Altitude sickness prevention is important for all mountain travelers. Altitude sickness, also known as Acute Mountain Sickness (AMS), occurs when a person’s body is struggling to adapt to high altitude. Altitude sickness symptoms are diverse, but oftentimes unmistakable, especially in newcomers to higher elevations, typically above 7,500 feet. The thinner air at altitude is a major cause of altitude sickness.
High altitude effects can range from the very mild to life threatening. Mild symptoms include: fatigue, headache, dehydration, difficulty sleeping and general unease. Many people liken altitude sickness to feeling ‘hung over’ from alcohol. This is why it’s always a good idea to take it easy on the alcohol when vacationing at high altitude.
More severe altitude sickness symptoms that require immediate medical treatment and getting to a lower elevation include nausea, vomiting, dizziness, shortness of breath, and elevated blood pressure.

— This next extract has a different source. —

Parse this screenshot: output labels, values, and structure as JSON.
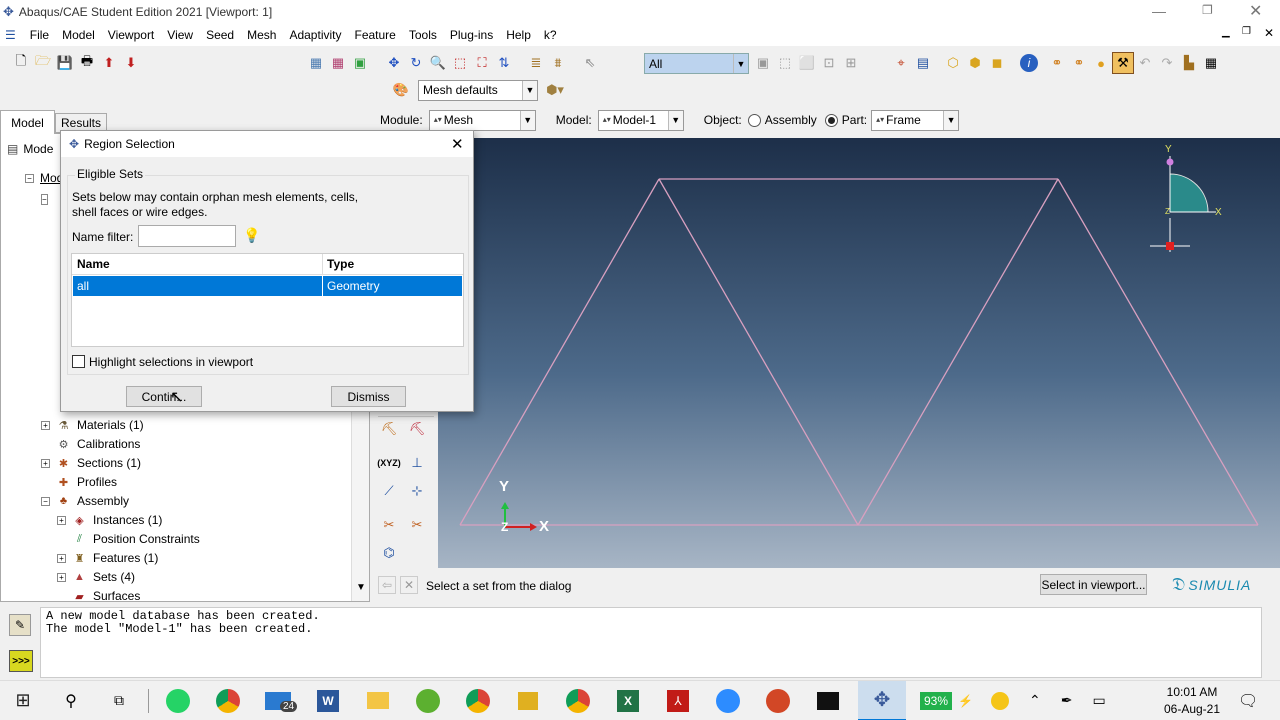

Most symptoms of elevation sickness can be prevented or minimized by staying hydrated, getting rest and taking it easy when first arriving at altitude.
Be able to recognize and treat the symptoms of high altitude sickness early are the keys to a positive outcome.
The higher and faster you go to altitude, the greater risk you are for high altitude effects and high altitude sickness.
Here are a few easy steps for altitude sickness prevention:
1. Consider staying a night at an elevation that is 1/2 or ¾ of your final destination altitude, to let your body adapt.
2. Avoid excessive caffeine and alcohol consumption. It will just make your elevation sickness worse.
3. Stay hydrated. This is super important! The best way to stay hydrated is by using a drink containing electrolytes and energy boosters. Find a drink that contains only natural ingredients and a combination of vitamins, minerals, and electrolytes.
4. More serious symptoms of altitude sickess include coughing, severe headache, vision changes and difficulty breathing. These require emergency treatment and may be signs of high altitude pulmonary edema (HAPE) or high altitude cerebral edema (HACE), which are more rare in Colorado but can happen at much higher elevations.